What is the #pH# of a #0.200*mol*L^-1# solution of #HF#, for which #K_a=6.3xx10^-4#?

1 Answer
Mar 23, 2017

Answer:

We interrogate the equilibrium...........

Explanation:

We interrogate the equilibrium...........

#HF(aq) + H_2O(l) rightleftharpoons H_3O^+ + F^-#

Unlike the other hydrogen halides, #HF# is NOT a strong Bronsted acid, and I believe this is an entropy effect. Anyway, we need a #K_a# value for the above equilibrium.

This site reports that #K_a# for #HF# #=# #6.3xx10^-4#. (This really should have been quoted in the question!)

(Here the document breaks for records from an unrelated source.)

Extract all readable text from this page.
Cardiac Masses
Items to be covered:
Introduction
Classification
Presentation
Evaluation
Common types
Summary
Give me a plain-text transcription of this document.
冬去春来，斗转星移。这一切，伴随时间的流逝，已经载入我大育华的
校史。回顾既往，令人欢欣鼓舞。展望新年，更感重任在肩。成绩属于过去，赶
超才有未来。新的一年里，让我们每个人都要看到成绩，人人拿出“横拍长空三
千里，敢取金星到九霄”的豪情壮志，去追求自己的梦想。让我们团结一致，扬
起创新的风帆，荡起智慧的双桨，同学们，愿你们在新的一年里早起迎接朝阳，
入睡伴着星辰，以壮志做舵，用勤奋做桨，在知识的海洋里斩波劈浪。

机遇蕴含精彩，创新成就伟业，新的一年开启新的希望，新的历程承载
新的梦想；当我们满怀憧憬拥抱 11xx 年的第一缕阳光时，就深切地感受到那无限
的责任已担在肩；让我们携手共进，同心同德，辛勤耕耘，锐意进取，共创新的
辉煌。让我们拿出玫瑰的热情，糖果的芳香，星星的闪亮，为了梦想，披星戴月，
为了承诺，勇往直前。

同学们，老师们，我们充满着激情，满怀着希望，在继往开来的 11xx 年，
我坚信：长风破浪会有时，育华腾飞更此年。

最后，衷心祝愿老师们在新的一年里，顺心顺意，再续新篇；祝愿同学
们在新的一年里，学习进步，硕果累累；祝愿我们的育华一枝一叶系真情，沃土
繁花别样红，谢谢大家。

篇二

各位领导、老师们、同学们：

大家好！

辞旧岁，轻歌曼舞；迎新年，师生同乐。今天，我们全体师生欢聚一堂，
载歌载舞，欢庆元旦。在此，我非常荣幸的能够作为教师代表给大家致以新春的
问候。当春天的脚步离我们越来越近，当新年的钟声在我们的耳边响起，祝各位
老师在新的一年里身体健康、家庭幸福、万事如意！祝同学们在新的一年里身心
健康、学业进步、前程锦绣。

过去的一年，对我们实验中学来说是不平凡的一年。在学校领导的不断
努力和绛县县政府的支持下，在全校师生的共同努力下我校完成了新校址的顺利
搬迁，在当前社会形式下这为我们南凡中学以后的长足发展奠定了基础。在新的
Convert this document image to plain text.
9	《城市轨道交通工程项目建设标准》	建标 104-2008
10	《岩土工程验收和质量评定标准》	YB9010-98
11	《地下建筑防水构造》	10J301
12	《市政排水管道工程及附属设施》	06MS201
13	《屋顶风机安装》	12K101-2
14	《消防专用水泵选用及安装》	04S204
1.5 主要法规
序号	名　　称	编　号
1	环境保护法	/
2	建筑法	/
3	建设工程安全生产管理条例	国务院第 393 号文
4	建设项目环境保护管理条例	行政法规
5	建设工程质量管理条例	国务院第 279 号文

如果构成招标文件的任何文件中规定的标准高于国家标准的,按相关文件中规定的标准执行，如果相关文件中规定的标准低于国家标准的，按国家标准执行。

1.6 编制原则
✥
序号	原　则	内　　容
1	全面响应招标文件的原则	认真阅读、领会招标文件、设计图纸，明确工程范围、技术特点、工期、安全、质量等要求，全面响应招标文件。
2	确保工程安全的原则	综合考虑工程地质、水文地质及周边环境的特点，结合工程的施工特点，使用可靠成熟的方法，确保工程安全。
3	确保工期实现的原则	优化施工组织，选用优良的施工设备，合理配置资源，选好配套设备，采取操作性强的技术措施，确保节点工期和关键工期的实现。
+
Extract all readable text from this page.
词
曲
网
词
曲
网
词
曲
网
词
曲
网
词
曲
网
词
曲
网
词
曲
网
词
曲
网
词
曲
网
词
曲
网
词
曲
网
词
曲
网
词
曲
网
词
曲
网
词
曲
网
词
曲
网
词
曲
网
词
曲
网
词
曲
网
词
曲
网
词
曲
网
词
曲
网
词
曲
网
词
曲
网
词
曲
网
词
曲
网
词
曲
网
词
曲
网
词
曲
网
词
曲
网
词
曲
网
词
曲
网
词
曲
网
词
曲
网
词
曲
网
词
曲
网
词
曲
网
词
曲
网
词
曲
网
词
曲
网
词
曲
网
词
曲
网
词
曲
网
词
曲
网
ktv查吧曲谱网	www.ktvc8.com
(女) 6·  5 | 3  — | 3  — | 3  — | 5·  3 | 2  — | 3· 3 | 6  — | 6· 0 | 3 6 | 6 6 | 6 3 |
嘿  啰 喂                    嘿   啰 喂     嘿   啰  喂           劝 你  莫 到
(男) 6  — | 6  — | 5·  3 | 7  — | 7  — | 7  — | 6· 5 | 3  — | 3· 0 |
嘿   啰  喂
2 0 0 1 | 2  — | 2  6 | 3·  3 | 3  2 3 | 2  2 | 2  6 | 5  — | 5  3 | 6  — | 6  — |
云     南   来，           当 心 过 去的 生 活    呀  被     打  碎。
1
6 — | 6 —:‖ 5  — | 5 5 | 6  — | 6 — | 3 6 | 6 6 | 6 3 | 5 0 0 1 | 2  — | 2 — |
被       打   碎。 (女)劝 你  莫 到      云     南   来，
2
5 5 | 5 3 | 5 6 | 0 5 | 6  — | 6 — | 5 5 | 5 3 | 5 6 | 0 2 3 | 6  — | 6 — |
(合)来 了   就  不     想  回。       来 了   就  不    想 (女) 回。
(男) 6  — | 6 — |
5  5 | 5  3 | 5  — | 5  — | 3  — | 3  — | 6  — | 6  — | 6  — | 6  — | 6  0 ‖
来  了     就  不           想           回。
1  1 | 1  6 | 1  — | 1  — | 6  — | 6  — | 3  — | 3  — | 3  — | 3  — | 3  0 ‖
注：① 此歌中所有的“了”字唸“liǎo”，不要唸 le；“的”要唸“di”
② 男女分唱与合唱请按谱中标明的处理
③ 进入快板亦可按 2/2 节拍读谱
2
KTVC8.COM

So we set up the equilibrium expression as usual:

#K_a=([H_3O^+][F^-])/([HF])=6.3xx10^-4#.

Now initially, #[HF]=0.200*mol*L^-1#; we posit that #"x"*mol*L^-1# dissociates, and we substitute these values into the equilibrium expression.

#K_a=("x"xx"x")/(0.200-"x")=x^2/(0.200-x)=6.3xx10^-4#.

This is a quadratic in #x#, which we could solve EXACTLY. Because we are lazy we ASSUME that #0.200">>"x#, and that #(0.200-x)~=0.200#. We must justify this approximation later.

So #x_1=sqrt(6.3xx10^-4xx0.200)=0.0112*mol*L^-1#.

Now that we have an approx. value, we can resubstitute this value into the equilibrium expression, and see how our approx. evolves.

#x_2=sqrt(6.3xx10^-4xx(0.200-0.0112))=0.0109*mol*L^-1#

#x_3=sqrt(6.3xx10^-4xx(0.200-0.0109))=0.0109*mol*L^-1#

Given that our approximations have CONVERGED, we accept #x=0.0109*mol*L^-1#.

Now #x=[H_3O^+]#, and thus #[H_3O^+]=0.0109*mol*L^-1#, and #pH=1.96#.